Elizabeth Kapu'uwailani Lindsey
What is your history of engagement with the National Geographic Society?
In 2008, I was named National Geographic's Polynesian Explorer and Female Fellow.
Tell us about your work/research. What kinds of things do you do?
As a cultural anthropologist, I focus on cultural intelligence and ethnomimicry. I'm committed to protecting and perpetuating indigenous knowledge and studying native models to develop sustainable solutions for today's complex challenges.
What sparked your initial interest in your career?
The Hawaiian elders who helped raise me were among the greatest environmentalists I've ever known.

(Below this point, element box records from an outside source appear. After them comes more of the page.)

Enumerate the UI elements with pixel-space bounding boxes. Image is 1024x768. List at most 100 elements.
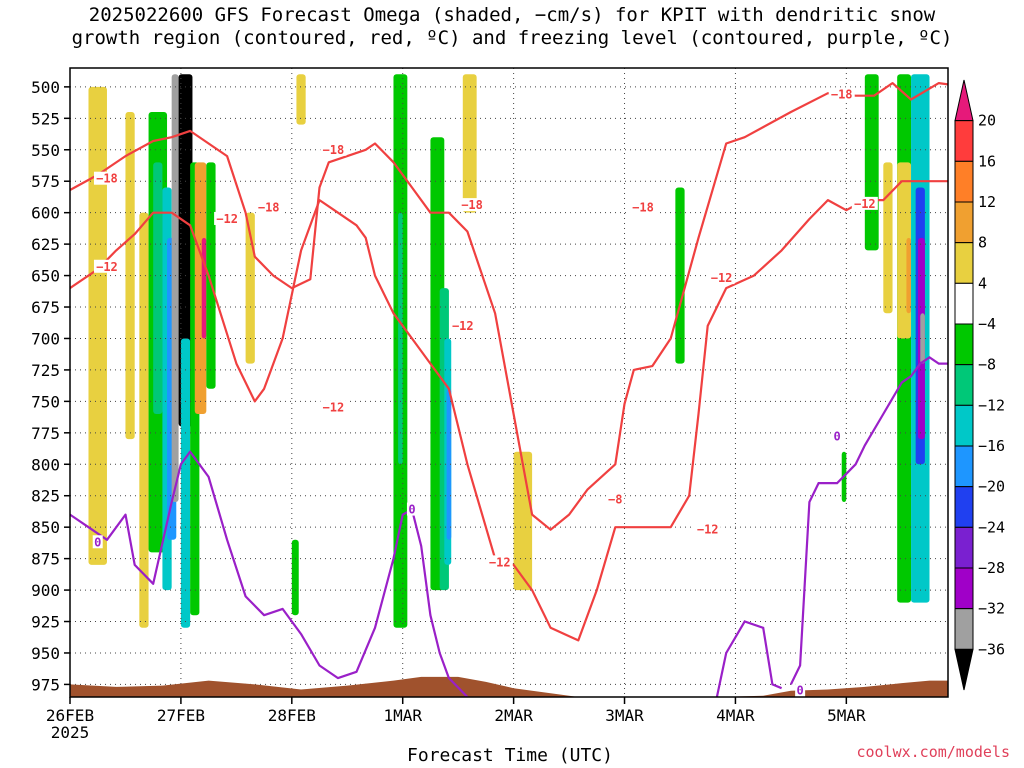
- omega-shade-cell-28: [883, 162, 893, 314]
- colorbar-bin-3: [954, 201, 974, 244]
- y-tick-label-650: 650: [31, 267, 60, 286]
- dgz-contour-m18: [70, 82, 948, 531]
- contour-label-11: −12: [489, 555, 511, 569]
- y-tick-label-525: 525: [31, 109, 60, 128]
- contour-label-9: −12: [323, 401, 345, 415]
- colorbar-label-4: 4: [978, 274, 987, 292]
- colorbar-label-6: −8: [978, 356, 996, 374]
- y-tick-label-875: 875: [31, 550, 60, 569]
- colorbar-label-13: −36: [978, 640, 1005, 658]
- contour-label-6: −8: [608, 492, 622, 506]
- contour-label-bg-15: [92, 535, 103, 549]
- omega-shade-cell-12: [201, 237, 207, 339]
- y-tick-label-900: 900: [31, 581, 60, 600]
- contour-label-4: −18: [632, 201, 654, 215]
- contour-label-bg-9: [320, 400, 347, 414]
- omega-shade-cell-25: [675, 187, 685, 364]
- y-tick-label-950: 950: [31, 644, 60, 663]
- colorbar-bin-4: [954, 242, 974, 284]
- omega-shade-cell-16: [291, 539, 299, 616]
- contour-label-12: −12: [711, 271, 733, 285]
- y-tick-label-550: 550: [31, 141, 60, 160]
- contour-label-13: −12: [697, 523, 719, 537]
- contour-label-bg-5: [828, 87, 855, 101]
- omega-shade-cell-0: [88, 86, 107, 565]
- omega-shade-cell-23: [462, 74, 477, 213]
- contour-label-10: −12: [452, 319, 474, 333]
- x-tick-sublabel-year: 2025: [51, 723, 90, 742]
- x-tick-label-2MAR: 2MAR: [494, 706, 533, 725]
- y-tick-label-975: 975: [31, 675, 60, 694]
- y-tick-label-500: 500: [31, 78, 60, 97]
- omega-shade-cell-2: [139, 212, 149, 628]
- x-tick-label-28FEB: 28FEB: [268, 706, 316, 725]
- contour-label-0: −18: [96, 172, 118, 186]
- contour-label-bg-3: [459, 198, 486, 212]
- colorbar-bin-11: [954, 526, 974, 569]
- y-tick-label-725: 725: [31, 361, 60, 380]
- colorbar-label-1: 16: [978, 152, 996, 170]
- colorbar-label-3: 8: [978, 234, 987, 252]
- omega-shade-cell-4: [153, 162, 163, 414]
- colorbar-bin-14: [954, 648, 974, 691]
- x-axis-label: Forecast Time (UTC): [407, 745, 613, 766]
- contour-label-3: −18: [461, 198, 483, 212]
- contour-label-bg-14: [851, 196, 878, 210]
- contour-label-15: 0: [94, 535, 101, 549]
- colorbar-bin-1: [954, 120, 974, 162]
- y-tick-label-925: 925: [31, 613, 60, 632]
- y-tick-label-800: 800: [31, 455, 60, 474]
- dgz-contour-m12: [70, 180, 948, 642]
- colorbar-bin-9: [954, 445, 974, 488]
- colorbar-label-12: −32: [978, 600, 1005, 618]
- chart-title: 2025022600 GFS Forecast Omega (shaded, −…: [0, 4, 1024, 50]
- x-tick-label-27FEB: 27FEB: [157, 706, 205, 725]
- colorbar-bin-7: [954, 364, 974, 406]
- y-tick-label-750: 750: [31, 392, 60, 411]
- omega-shade-cell-15: [296, 74, 306, 125]
- contour-label-bg-7: [93, 259, 120, 273]
- credit-link[interactable]: coolwx.com/models: [856, 743, 1010, 761]
- x-tick-label-3MAR: 3MAR: [605, 706, 644, 725]
- colorbar-label-5: −4: [978, 315, 996, 333]
- contour-label-bg-1: [255, 200, 282, 214]
- terrain-surface: [70, 676, 948, 697]
- contour-label-bg-6: [606, 492, 625, 506]
- contour-label-bg-12: [708, 271, 735, 285]
- y-tick-label-600: 600: [31, 204, 60, 223]
- omega-shade-cell-27: [864, 74, 879, 251]
- contour-label-bg-10: [449, 318, 476, 332]
- colorbar-label-8: −16: [978, 437, 1005, 455]
- colorbar-label-2: 12: [978, 193, 996, 211]
- contour-label-bg-18: [795, 683, 806, 697]
- y-tick-label-700: 700: [31, 329, 60, 348]
- colorbar-bin-6: [954, 323, 974, 366]
- contour-label-8: −12: [216, 212, 238, 226]
- axis-layer: 500 525 550 575 600 625 650 675 700 725 750 775 800 8…: [31, 67, 949, 742]
- contour-label-17: 0: [833, 430, 840, 444]
- contour-label-bg-11: [486, 555, 513, 569]
- x-tick-label-1MAR: 1MAR: [383, 706, 422, 725]
- colorbar-label-7: −12: [978, 396, 1005, 414]
- contour-label-bg-4: [630, 200, 657, 214]
- colorbar-label-11: −28: [978, 559, 1005, 577]
- colorbar-bin-5: [954, 282, 974, 325]
- y-tick-label-575: 575: [31, 172, 60, 191]
- terrain-layer: [70, 676, 948, 697]
- x-tick-label-26FEB: 26FEB: [46, 706, 94, 725]
- plot-frame: [69, 67, 949, 698]
- colorbar-bin-8: [954, 404, 974, 447]
- y-tick-label-625: 625: [31, 235, 60, 254]
- omega-shade-cell-35: [920, 313, 925, 364]
- x-tick-label-4MAR: 4MAR: [716, 706, 755, 725]
- contour-label-bg-0: [93, 171, 120, 185]
- omega-shade-cell-22: [446, 388, 452, 540]
- contour-label-16: 0: [408, 503, 415, 517]
- title-line-1: 2025022600 GFS Forecast Omega (shaded, −…: [88, 4, 936, 26]
- contour-label-1: −18: [258, 201, 280, 215]
- colorbar: 20 16 12 8 4 −4 −8 −12 −16 −20 −24 −28 −32 −36: [954, 79, 1005, 691]
- contour-layer: −18 −18 −18 −18 −18 −18 −8 −12 −12 −12 −12 −12 −12 −1…: [70, 82, 948, 697]
- colorbar-bin-13: [954, 608, 974, 650]
- contour-label-bg-2: [320, 142, 347, 156]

When I was seven, they brought me into their circle and shared this prophecy, "Someday the world will be in trouble. The tides will rise, and fires will rage. There will be many conflicts. It will take the wisdom from the far edges of the Earth to return the world to balance." They continued with this foretelling, "Elizabeth, you will go far away to keep the voices of these cultures alive. As you travel, it will sometimes be a lonely road, but you will look into the eyes of 'seeming' strangers and find your 'ohana (family). It will take all of you to return the world to balance." Their predictions seemed almost impossible for a young girl from a small plantation town. Looking back, I realize that experience set the trajectory for my work.
What element of your work/study is the most fascinating?
The fascinating aspects of my work are:
1. Leveraging state-of-the-art technology to protect and perpetuate cultural knowledge and wisdom.
2. Applying time-proven, native models solutions to today's crises.
What other jobs or skills led you to your current position?
I started school in New Zealand steeped in Maori culture and traditions. When I returned to Hawai'i, I worked with my Hawaiian elders in the Hawaiian Village of the Polynesian Cultural Center (PCC). During those early days, the PCC brought experts from the Pacific to establish a solid cultural foundation. This experience became the cornerstone of my commitment to protect and perpetuate cultural knowledge and wisdom.
What are your degrees and certifications?
Bachelor of Arts, 1992. Ph. D. in Anthropology with a specialization in ethnonavigation 1999.
What are your hobbies?
Passionate Traveler. I especially love living with cultures on the edge of humanity, the 3% of the world's population who speak 96% of the world's languages. They are some of the most vulnerable among us. I love quiet time with my husband, George Crowley, when not traveling. We relish watching movies from around the world!
What advice would you give someone who wants to have a career like yours?
Becoming a National Explorer reminds me that what matters most is the courage to find a vision greater than your fears, pursue it with unwavering commitment, and cultivate the resilience required in the face of adversity.